In the spring, Rick Perry made an official declaration that April 22–24 were to be “Days of Prayer for Rain in the State of Texas,” saying it was “right and fitting that the people of Texas should join together in prayer to humbly seek an end to this devastating drought and these dangerous wildfires.” It was not a one-off. Next up on the official schedule is “A Day of Prayer and Fasting for Our Nation,” to be held on August 6. Perry will be joined by thousands of Texans and a who’s who of evangelical leaders at Houston’s Reliant Stadium. Quoting the Bible, Perry asked Texans to join him in a prayer “for unity and righteousness — for this great state, this great nation and all mankind . . . for the healing of our country, the rebuilding of our communities and the restoration of enduring values as our guiding force.”
Such declarations may carry an electoral advantage. Tony Perkins, president of the Family Research Council and an honorary co-chair of the August day of prayer, says Perry’s public faith professions will make a “big difference” to evangelical and social-conservative voters.

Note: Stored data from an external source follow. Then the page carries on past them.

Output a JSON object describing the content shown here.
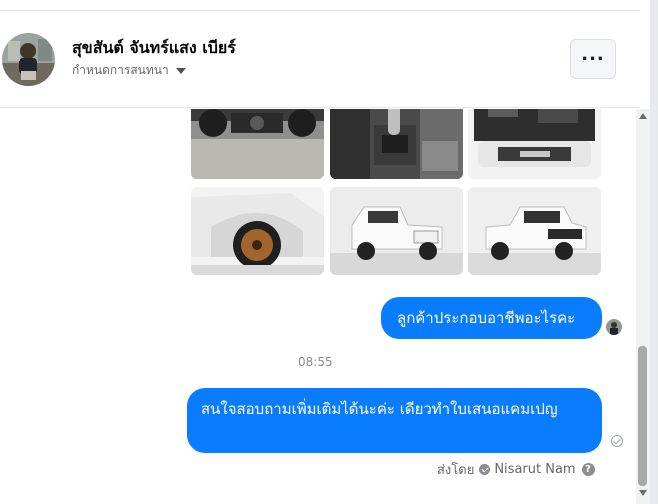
{
  "header": {
    "contact_name": "สุขสันต์ จันทร์แสง เบียร์",
    "settings_label": "กำหนดการสนทนา",
    "more_icon": "more-horizontal-icon",
    "more_glyph": "..."
  },
  "messages": [
    {
      "sender": "self",
      "text": "ลูกค้าประกอบอาชีพอะไรคะ"
    },
    {
      "sender": "self",
      "text": "สนใจสอบถามเพิ่มเติมได้นะค่ะ เดียวทำใบเสนอแคมเปญ"
    }
  ],
  "timestamp": "08:55",
  "sent_by": {
    "label": "ส่งโดย",
    "name": "Nisarut Nam",
    "help": "?"
  },
  "colors": {
    "bubble": "#0a7cff",
    "secondary_text": "#65676b"
  },
  "attachments": [
    {
      "kind": "photo",
      "subject": "truck-undercarriage"
    },
    {
      "kind": "photo",
      "subject": "gear-shifter-interior"
    },
    {
      "kind": "photo",
      "subject": "engine-bay-front"
    },
    {
      "kind": "photo",
      "subject": "wheel-close-up"
    },
    {
      "kind": "photo",
      "subject": "truck-rear-three-quarter"
    },
    {
      "kind": "photo",
      "subject": "truck-front-three-quarter"
    }
  ]
}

“I think that was very important for George W. Bush that he talked about his faith. Rick Perry actually seems to be even more comfortable,” Perkins observes. He also sees Perry’s organization of this prayer day as what ignited the ever-increasing grassroots calls for Perry to jump into the race. “Prior to his call for the prayer, there was not a lot of discussion about him being a presidential candidate . . . I think this gave rise to that, which speaks to the fact that people are recognizing his leadership in this area.”
“He knows how to talk like an evangelical,” remarks Richard Land, director of the Southern Baptist Convention’s Ethics and Religious Liberty Commission, and another honorary co-chair of the prayer day. “His heart is in the right place. On most [cultural conservative] issues he’s had a good record as governor. He will appeal to evangelicals.”
Ralph Reed agrees, noting that Perry is “very comfortable” talking about his faith and pointing to his gubernatorial record of promoting and signing “legislation that was pro-family and pro-life.”
“Not unlike [Michele] Bachmann, he has a very unique appeal both to social conservatives and tea-party activists,” Reed remarks.
But while evangelical leaders laud Perry’s willingness to promote prayer publicly, they are hesitant to immediately anoint him as 2012’s Mike Huckabee.
“He’s got some bumps to explain,” says Land. Perkins concurs, arguing that Perry has some “chink[s] in his social conservative armor.” Indeed, Mike Huckabee himself wrote a scathing e-mail last week lambasting Perry. “For all his new found commitment to hyper-conservatism, he’ll get to explain why he supported pro-abortion, pro-same sex marriage Rudy Giuliani last time,” chided Huckabee.
Huckabee is not alone in his unease. Over in Iowa, social conservatives have also expressed concern. State representative Dwayne Alons, who endorsed Huckabee in 2008, criticized Perry for his assertion last week that it was “fine” for New York State to legalize gay marriage. “That may be the case that the state can decide, but I do think a person running for president, who has strong family values, should still come out in strong support of maintaining leadership . . . having marriage defined as between one man and one woman,” Alons says.
Bob Vander Plaats, head of an Iowa social-conservative organization, the Family Leader, and Huckabee’s Iowa campaign chair, noted likewise that Perry is “going to have to address” his positions on several issues, including gay marriage, the Giuliani endorsement, and the 2007 executive order that mandated all sixth grade girls receive Gardasil, a cervical-cancer vaccine.
Yet, despite the crowd of social conservatives already running (notably Rick Santorum, Tim Pawlenty, and Michele Bachmann), there seems to be a willingness both to welcome another entrant and, in Perry’s case, to forgive or overlook some flaws.